As it turned out, Sheila Miller arrived without her husband when she knocked on apartment 606. In tailored jeans tucked into shiny, colorful snow boots—both items age inappropriate in Mrs. March’s eyes—Sheila seemed to be trying too hard to be a cool, modern mom. What rankled Mrs. March most was the ire-inspiring truth that Sheila managed to pull it off with ease. Indeed Sheila was the kind of mother her son would brag about because she could unpeel an orange in a single coil. The kind of mother who was also a friend. Mrs. March’s own mother had often reminded her as a child, “I’m not your friend, nor do I care to be. I am your mother.” Mrs. March knew never to come to her mother with any issue that could be more appropriately relayed to a friend instead.
When Mrs. March opened her door to let her in, Sheila beamed, locking eyes as she always did, prompting Mrs. March to look at the floor. Behind Sheila, in walked Jonathan. Jonathan—with his upturned nose and eyes shadowed by dark circles, giving the boy a melancholy appearance and leading George, in a pretentious fit of literary whimsy, to nickname him “Poe.” Jonathan was quiet, unusually so, for a boy his age, but he did manage to exhibit a base rowdiness in the company of a friend. With a partner in tow he tended to make sounds he never made otherwise—chortling and whooping and braying—noises that echoed through the apartment like the hauntings of rabid ghosts.

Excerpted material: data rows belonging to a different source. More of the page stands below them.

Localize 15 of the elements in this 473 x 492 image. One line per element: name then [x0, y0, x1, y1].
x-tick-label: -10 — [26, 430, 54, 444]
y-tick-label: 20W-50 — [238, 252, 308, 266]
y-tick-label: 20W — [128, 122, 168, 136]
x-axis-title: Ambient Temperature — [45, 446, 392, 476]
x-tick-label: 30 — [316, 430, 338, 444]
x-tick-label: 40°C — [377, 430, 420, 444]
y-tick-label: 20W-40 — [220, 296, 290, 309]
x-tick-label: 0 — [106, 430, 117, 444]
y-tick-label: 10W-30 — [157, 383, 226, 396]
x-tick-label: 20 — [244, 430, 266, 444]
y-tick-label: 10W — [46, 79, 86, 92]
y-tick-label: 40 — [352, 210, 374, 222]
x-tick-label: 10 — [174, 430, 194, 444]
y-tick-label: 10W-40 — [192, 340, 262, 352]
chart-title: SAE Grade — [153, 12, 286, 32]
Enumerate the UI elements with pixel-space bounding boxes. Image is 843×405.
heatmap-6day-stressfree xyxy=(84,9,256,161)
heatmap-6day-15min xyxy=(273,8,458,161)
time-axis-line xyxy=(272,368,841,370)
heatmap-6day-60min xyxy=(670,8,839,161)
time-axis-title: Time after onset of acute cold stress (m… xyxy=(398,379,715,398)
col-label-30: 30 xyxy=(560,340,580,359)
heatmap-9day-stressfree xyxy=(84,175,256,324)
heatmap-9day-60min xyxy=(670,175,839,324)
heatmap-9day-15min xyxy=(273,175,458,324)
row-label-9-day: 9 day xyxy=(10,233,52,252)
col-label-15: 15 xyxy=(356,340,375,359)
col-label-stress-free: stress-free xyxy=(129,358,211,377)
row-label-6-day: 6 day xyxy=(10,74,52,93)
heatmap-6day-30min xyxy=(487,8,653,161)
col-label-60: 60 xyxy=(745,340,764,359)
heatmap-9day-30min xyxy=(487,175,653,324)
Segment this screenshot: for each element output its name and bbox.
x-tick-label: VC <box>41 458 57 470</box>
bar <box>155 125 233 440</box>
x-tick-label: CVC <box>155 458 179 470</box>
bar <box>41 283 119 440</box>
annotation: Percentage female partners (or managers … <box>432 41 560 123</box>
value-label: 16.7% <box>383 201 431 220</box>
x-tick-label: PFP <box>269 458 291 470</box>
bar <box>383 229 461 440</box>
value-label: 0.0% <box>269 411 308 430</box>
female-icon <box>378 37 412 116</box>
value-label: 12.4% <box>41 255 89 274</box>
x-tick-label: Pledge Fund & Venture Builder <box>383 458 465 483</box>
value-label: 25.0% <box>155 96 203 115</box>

Mrs. March bent down to hug him, smiling so widely that her face felt like it would split apart, and began speaking to him in a singsongy voice, one she did not use with him in private. Jonathan’s hair smelled of the cold outside and slightly of smoke, like a bonfire. He remained quiet, nodding at her high-pitched questioning (“Did you have a good time? Was it lovely there? Was it all snowy?”), while fidgeting with a Rubik’s cube that, Sheila explained, her son had gifted to Jonathan. Meanwhile, said son, Alec, hovered in the hallway outside the door, shaking his head when Mrs. March offered him some chocolate milk.
“I think they’re still full from all the sweets and French fries they’ve been eating for the past few days,” Sheila said, her tone mock-chiding. She winked at Mrs. March, who wasn’t sure how she was expected to react.
“Well, thank you so very much for bringing him, Sheila,” said Mrs. March. “Would you care for anything? Tea? Water?”
“No, thank you. We’ll just get out of your hair so you can spend the rest of the day with your boy.”
“Very well,” said Mrs. March, relieved she wouldn’t have to make further conversation. “If you need anything at all, let me know.”
“Okay then, bye! Say bye-bye, Alec.”
But Alec was already walking toward the elevator. Sheila shrugged at Mrs. March—boys!—and walked after him. Mrs. March closed the door. When she turned around, Jonathan had disappeared. She assumed he had run off to his room, eager to greet his familiar surroundings and favorite toys, but when she made her way through the hallway she realized he was in the kitchen, talking to Martha in excited whispers. “I ate the worm,” he was saying. “They dared me and I ate it.”
Embarrassed to interrupt them, Mrs. March walked on.